Em “O Surfista”, Nicolas Cage é despejado da sua própria dignidade num delírio solarengo com sabor a cerveja quente, humilhação pública e wrestling psicológico à beira-mar. Um filme que podia ser na Costa da Caparica…ou na Comporta…e se os surfistas fossem franceses ou americanos? Estou a brincar não tenho nada contra os franceses, nem contra os americanos….mas fala-se cada vez mais em praias privadas e caminhos de acesso às praias cortados…
Imaginem isto: chegam à Praia da Princesa, ali na Caparica, depois de muitos anos de frequência assídua, toalha aos ombros, protetor no nariz e sonhos de bodyboarder na cabeça — porque já não há coluna para o surf — e um grupo de surfistas franceses ou americanos, bronzeados, musculados e provavelmente com nomes como Thibault e Quentin ou Utah e Bodhi e dizem-nos que ‘non, monsieur, no sir’, esta praia agora tem dono. E que o melhor é voltar para o Lidl de Almada e deixar as ondas para os novos locais. Podia ou não ser o início de um filme?

O homem que já foi tudo
Pois é exatamente por aí que “O Surfista” (“The Surfer”), do realizador australiano Lorcan Finnegan, nos leva. Só que em vez de mim, ou de si, o protagonista é Nicolas Cage, esse homem que já foi tudo em Hollywood — vampiro, motociclista do inferno, ladrão de túmulos, marido de Cher — e que agora veste a pele (queimada pelo sol) de um tipo normal de meia-idade em crise existencial. Um agente imobiliário que volta à sua terra natal para ensinar o filho a surfar… e acaba a dormir no carro, a beber água de poças e a levar tareia de um gangue de surfistas locais com ares de seita paramilitar. Sim, leu bem.
“Não vivas aqui. Não surfas aqui.”
A frase é simples, mas tem peso de guerra civil. Cage — que chegou de mansinho para reviver memórias e apanhar uma onda com o seu puto — descobre que a praia da infância foi tomada pelos Lunar Beach Boys, uma irmandade de bronzeadores em overdose de ego e musculação, liderada por Scally (o entretanto falecido Julian McMahon mais uma vez a fazer de vilão entre o coach motivacional e o psicopata com diploma em crossfit). A partir daí, o filme é uma espiral de desespero, poeira e suor. Perde a prancha. Perde a casa. Perde a cabeça. Só não perde o estilo, que isso, no Cage, já vem embutido.

Cage, o mártir da areia
A grande força de “O Surfista” está no modo como brinca com o ‘mito Nicolas Cage’. É como se o próprio ator se tivesse transformado num género cinematográfico autónomo: há o drama, a comédia, o thriller… e há o Cage Movie™. E este é um dos melhores.
Aqui, Cage encarna o homem moderno reduzido a animal ferido, despojado da sua virilidade de catálogo, obrigado a lutar pelo seu lugar ao sol (literalmente) enquanto é espancado com pranchas de surf e discursos sobre pertença. É como ver “O Padrinho”, mas escrito por um guru de Instagram infectado pela raiva.
“The Swimmer” encontra a Caparica
Há algo de clássico neste filme que nos lembra por exemplo “Mergulho no Passado” (The Swimmer, 1968), esse bizarro mergulho de Burt Lancaster numa América em colapso interior. Mas “O Surfista” troca piscinas suburbanas por praias violentas, e insinua que o que está em jogo não é apenas o território, mas o direito a existir sem ser humilhado por um bando de malta do crossfit com trauma de infância e bronze de solário.

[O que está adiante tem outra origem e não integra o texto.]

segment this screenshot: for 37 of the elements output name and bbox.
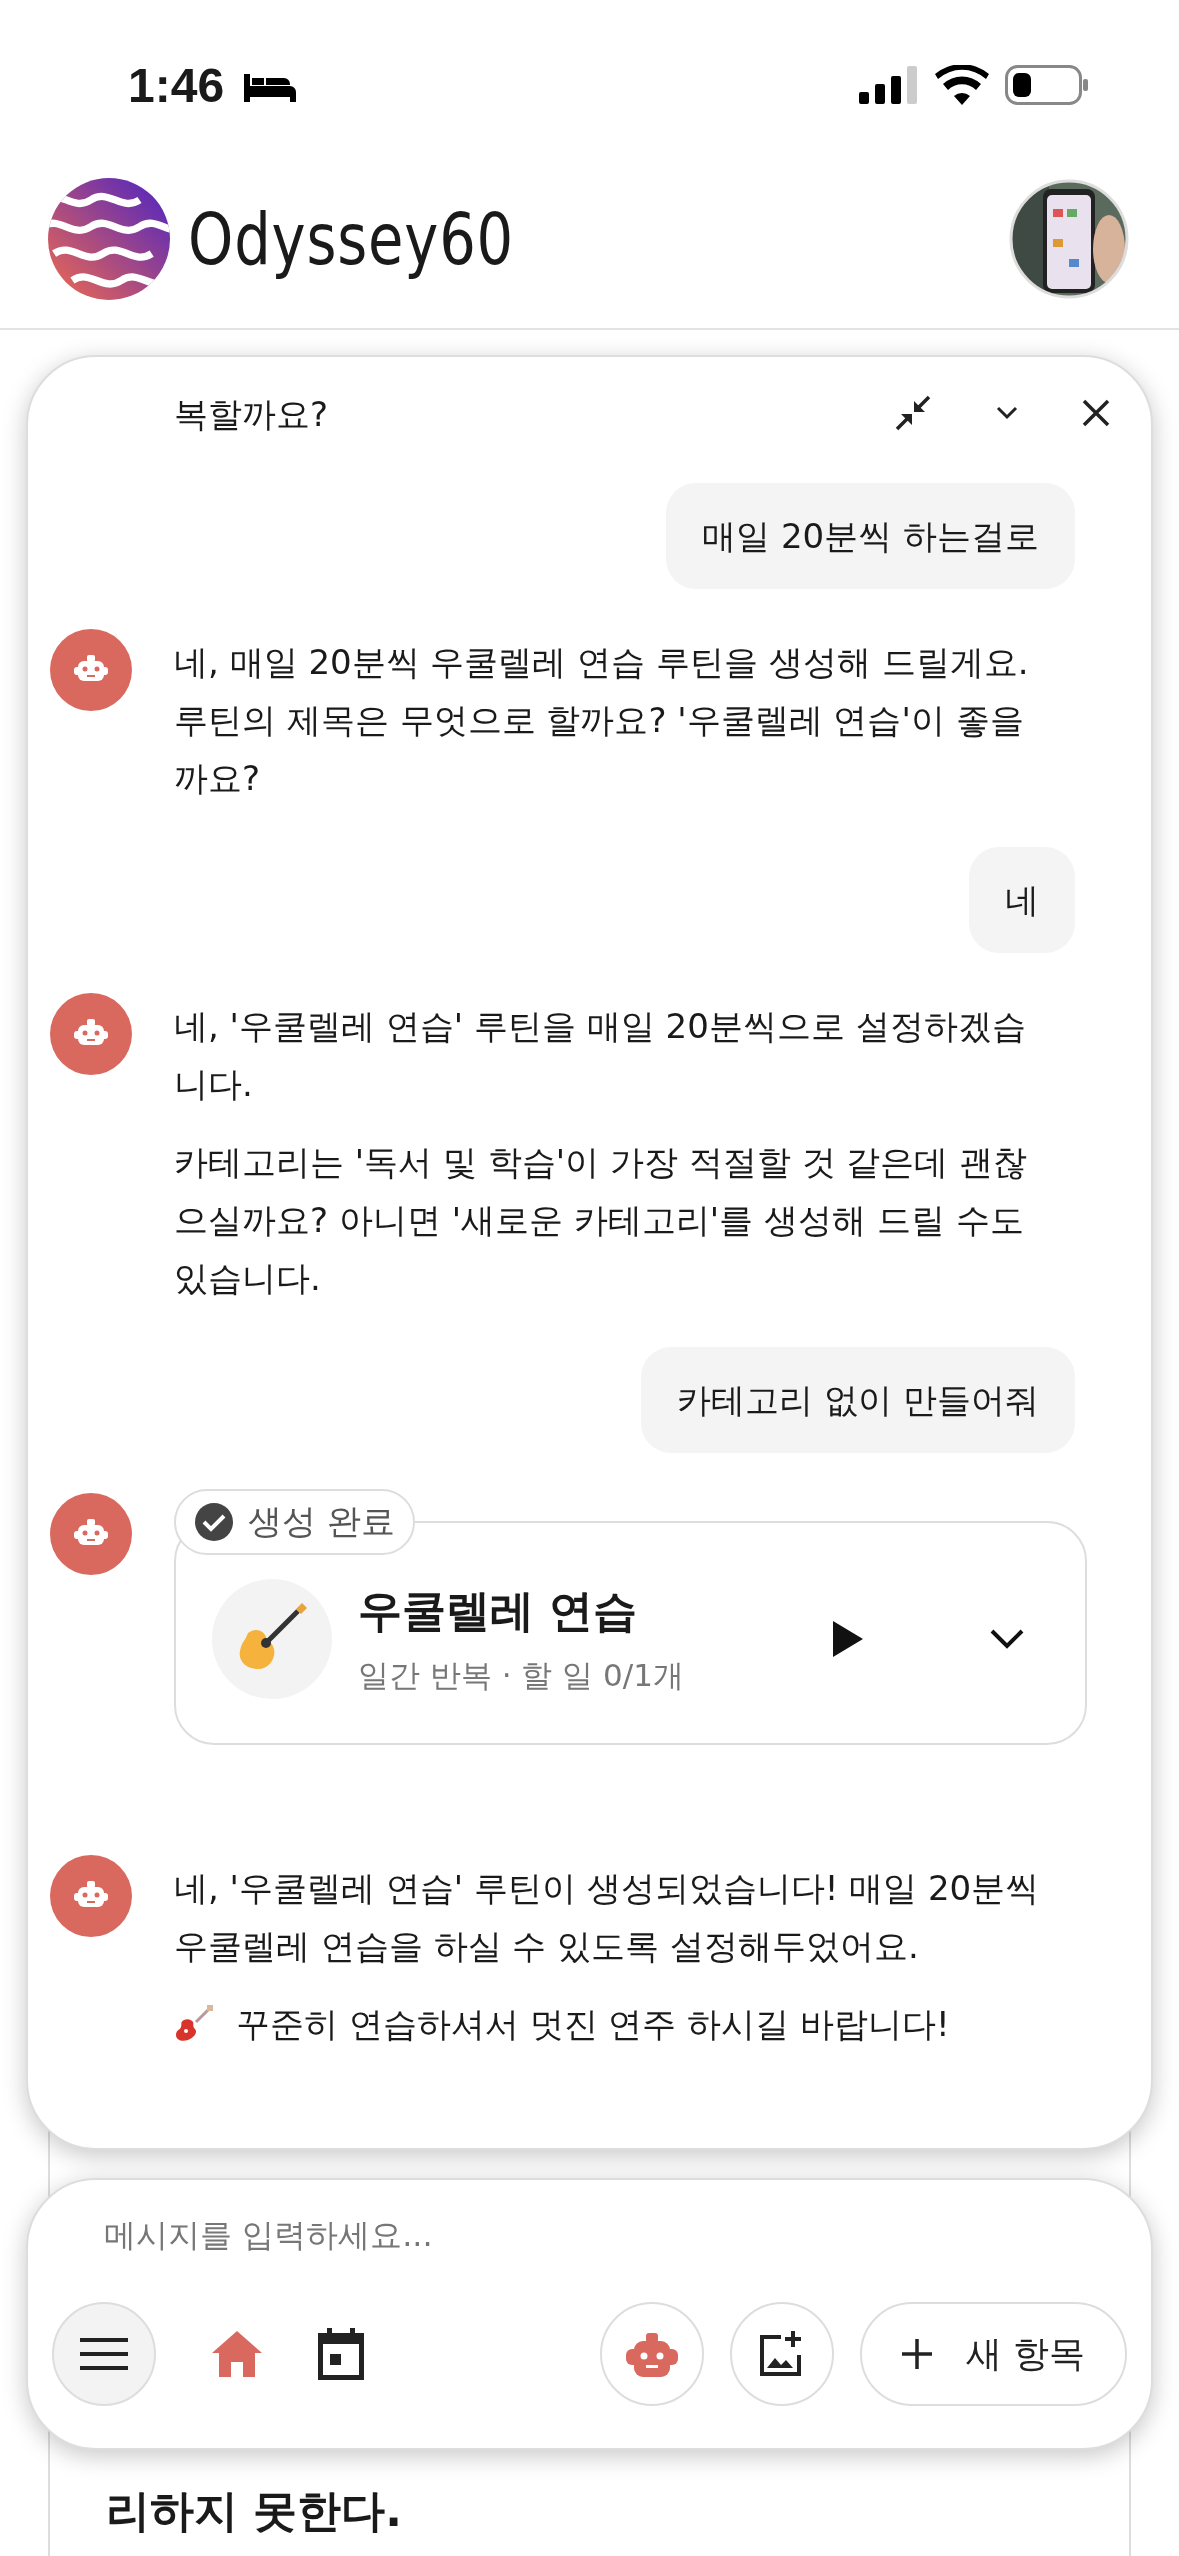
calendar-icon[interactable] [318, 2328, 364, 2380]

Finnegan realiza tudo com mão firme e um gosto apurado por imagens que são entre o delírio e o pesadelo tropical. Há sol, há suor, há cenas de pancadaria em slow motion dignas de Denis Villeneuve à beira de uma insolação. E há Cage, a meio do filme, já totalmente alucinado, o que, convenhamos, é quando ele está melhor.
Crise de meia-idade com prancha
“O Surfista” é um filme sobre território, masculinidade tóxica, feridas mal saradas e aquele momento da vida em que já não se sobe à prancha, mas ainda se tem esperança de apanhar a onda. É também uma sátira feroz, uma comédia negra sobre exclusão e identidade, tudo embrulhado num drama solarengo com sotaque australiano.
No fundo, o que Cage queria era ensinar o filho a surfar. O que acaba por fazer é mostrar-lhe como sobreviver quando a vida nos espeta a prancha nas costas e ainda diz que a culpa foi nossa.

O santo padroeiro dos humilhados
Se alguma vez foi expulso da sua própria praia (literalmente ou metaforicamente), este filme é para si. Se nunca foi, veja-o como aviso. E leve Nicolas Cage como santo padroeiro dos humilhados e ofendidos com areia nos calções com flores e camisa havaiana.